The LibraryPress@UF started in 2016. Since then, we have been working to mature our program and publish. In 2021, we are set to release a dozen publications (books in print and online, textbooks, and digital scholarship),i in addition to our 20 continuously publishing journals. We follow feminist situated perspective and grounded theory, working to mature program supports through evidence-based and experience-based practices to develop right-sized program operations that best support us and our readers, users, and authors/editors/creators. In following this approach, we often release program supports at the point of need. In this presentation, we will share stories on those points of need and the results, which include:

  • An updated selection criteria, to explicitly prioritize works that promote inclusion and justice by highlighting overlooked or marginalized experiences and perspectives
  • A name change policy, implemented for our publications and for theses and dissertations at UF
  • Our first content advisory, and how we came to publish a book (even as digital-only) that required one
  • Our books this year, and what each has taught us about publishing, including African American Studies: 50 Years at the University of Florida and Delivering Cuba through the Mail: Cuba’s Presence in Non-Cuban Postage Stamps and Envelopes

In sharing our stories as mini-cases of our collective stories of library publishing, we seek to enable more rapid and easier maturation for others. We also seek to inspire with stories specifically from African American Studies: 50 Years at the University of Florida.

March 10, 2022

Full Session: Stepping Onto the Platform: Reflections on Michigan Publishing’s Switch to Janeway for OA Journal Publishing

Day/Time: Thursday, May 26,  11:30am – 12:30pm


  • Andy Byers, Senior Publishing Technologies Developer, Birkbeck, University of London/Open Library of Humanities
  • Jason Colman, Director, Michigan Publishing Services, University of Michigan Library
  • Mauro Sanchez, Senior Publishing Technologies Developer, Birkbeck, University of London/Open Library of Humanities
  • Lauren Stachew, Senior Digital Publishing Coordinator, Michigan Publishing Services, University of Michigan Library


Michigan Publishing has been publishing open access journals on a home-grown platform called DLXS since the early 2000s. For the last year and a half, Michigan has been in the process of switching its roughly 40 journals from DLXS to Janeway, the open source journals platform developed by a team at the Centre for Technology and Publishing at Birkbeck, University of London.

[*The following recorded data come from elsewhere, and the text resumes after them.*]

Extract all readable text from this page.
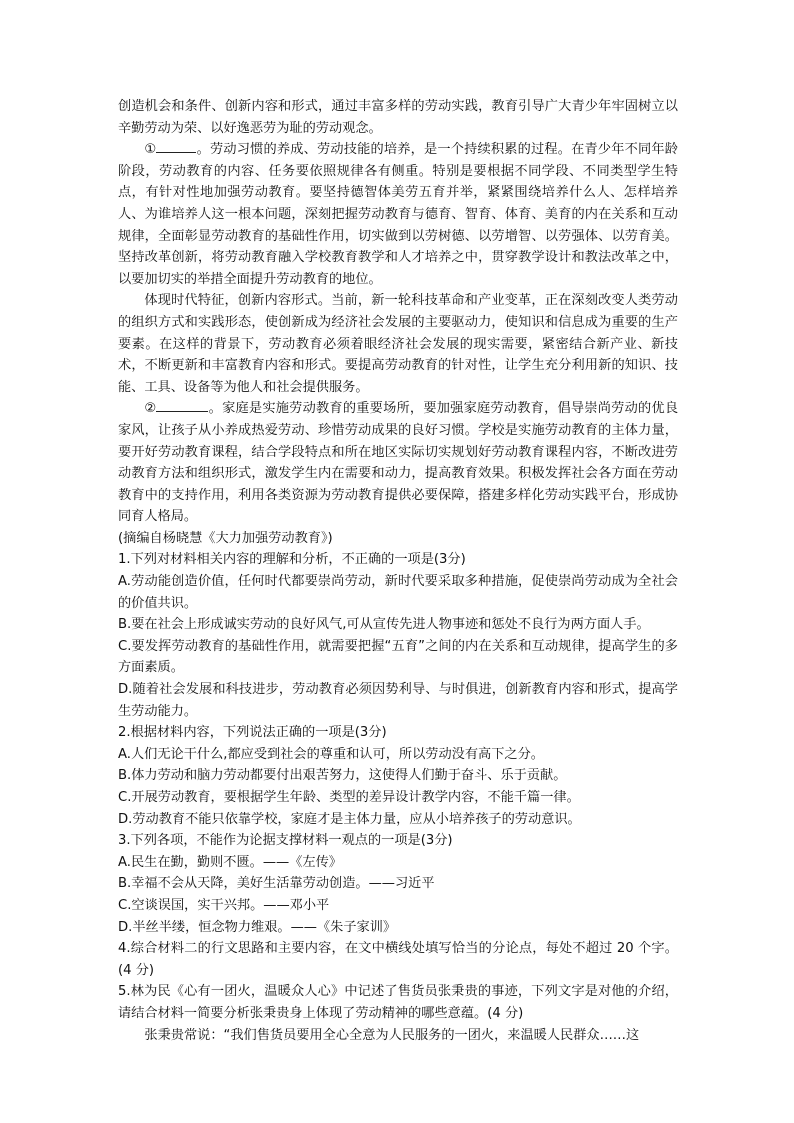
创造机会和条件、创新内容和形式，通过丰富多样的劳动实践，教育引导广大青少年牢固树立以辛勤劳动为荣、以好逸恶劳为耻的劳动观念。

①	。劳动习惯的养成、劳动技能的培养，是一个持续积累的过程。在青少年不同年龄阶段，劳动教育的内容、任务要依照规律各有侧重。特别是要根据不同学段、不同类型学生特点，有针对性地加强劳动教育。要坚持德智体美劳五育并举，紧紧围绕培养什么人、怎样培养人、为谁培养人这一根本问题，深刻把握劳动教育与德育、智育、体育、美育的内在关系和互动规律，全面彰显劳动教育的基础性作用，切实做到以劳树德、以劳增智、以劳强体、以劳育美。坚持改革创新，将劳动教育融入学校教育教学和人才培养之中，贯穿教学设计和教法改革之中，以要加切实的举措全面提升劳动教育的地位。

体现时代特征，创新内容形式。当前，新一轮科技革命和产业变革，正在深刻改变人类劳动的组织方式和实践形态，使创新成为经济社会发展的主要驱动力，使知识和信息成为重要的生产要素。在这样的背景下，劳动教育必须着眼经济社会发展的现实需要，紧密结合新产业、新技术，不断更新和丰富教育内容和形式。要提高劳动教育的针对性，让学生充分利用新的知识、技能、工具、设备等为他人和社会提供服务。

②	。家庭是实施劳动教育的重要场所，要加强家庭劳动教育，倡导崇尚劳动的优良家风，让孩子从小养成热爱劳动、珍惜劳动成果的良好习惯。学校是实施劳动教育的主体力量，要开好劳动教育课程，结合学段特点和所在地区实际切实规划好劳动教育课程内容，不断改进劳动教育方法和组织形式，激发学生内在需要和动力，提高教育效果。积极发挥社会各方面在劳动教育中的支持作用，利用各类资源为劳动教育提供必要保障，搭建多样化劳动实践平台，形成协同育人格局。

(摘编自杨晓慧《大力加强劳动教育》)

1.下列对材料相关内容的理解和分析，不正确的一项是(3分)

A.劳动能创造价值，任何时代都要崇尚劳动，新时代要采取多种措施，促使崇尚劳动成为全社会的价值共识。

B.要在社会上形成诚实劳动的良好风气,可从宣传先进人物事迹和惩处不良行为两方面人手。

C.要发挥劳动教育的基础性作用，就需要把握“五育”之间的内在关系和互动规律，提高学生的多方面素质。

D.随着社会发展和科技进步，劳动教育必须因势利导、与时俱进，创新教育内容和形式，提高学生劳动能力。

2.根据材料内容，下列说法正确的一项是(3分)

A.人们无论干什么,都应受到社会的尊重和认可，所以劳动没有高下之分。

B.体力劳动和脑力劳动都要付出艰苦努力，这使得人们勤于奋斗、乐于贡献。

C.开展劳动教育，要根据学生年龄、类型的差异设计教学内容，不能千篇一律。

D.劳动教育不能只依靠学校，家庭才是主体力量，应从小培养孩子的劳动意识。

3.下列各项，不能作为论据支撑材料一观点的一项是(3分)

A.民生在勤，勤则不匮。——《左传》

B.幸福不会从天降，美好生活靠劳动创造。——习近平

C.空谈误国，实干兴邦。——邓小平

D.半丝半缕，恒念物力维艰。——《朱子家训》

4.综合材料二的行文思路和主要内容，在文中横线处填写恰当的分论点，每处不超过 20 个字。(4 分)

5.林为民《心有一团火，温暖众人心》中记述了售货员张秉贵的事迹，下列文字是对他的介绍，请结合材料一简要分析张秉贵身上体现了劳动精神的哪些意蕴。(4 分)

张秉贵常说：“我们售货员要用全心全意为人民服务的一团火，来温暖人民群众……这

In this presentation, members of the Janeway and Michigan teams will reflect on why we decided to work together, what the partnership has brought for each of us, and how the transition has gone from both technical and editorial points of view. We’ll include a timeline of the steps we took to accomplish it, and the roles that were involved on both teams.

We’ll try to offer some practical takeaways on best practices for other library journal publishers who are thinking about switching to a new platform, and invite discussion with others in our community who have made or are thinking of making similar moves.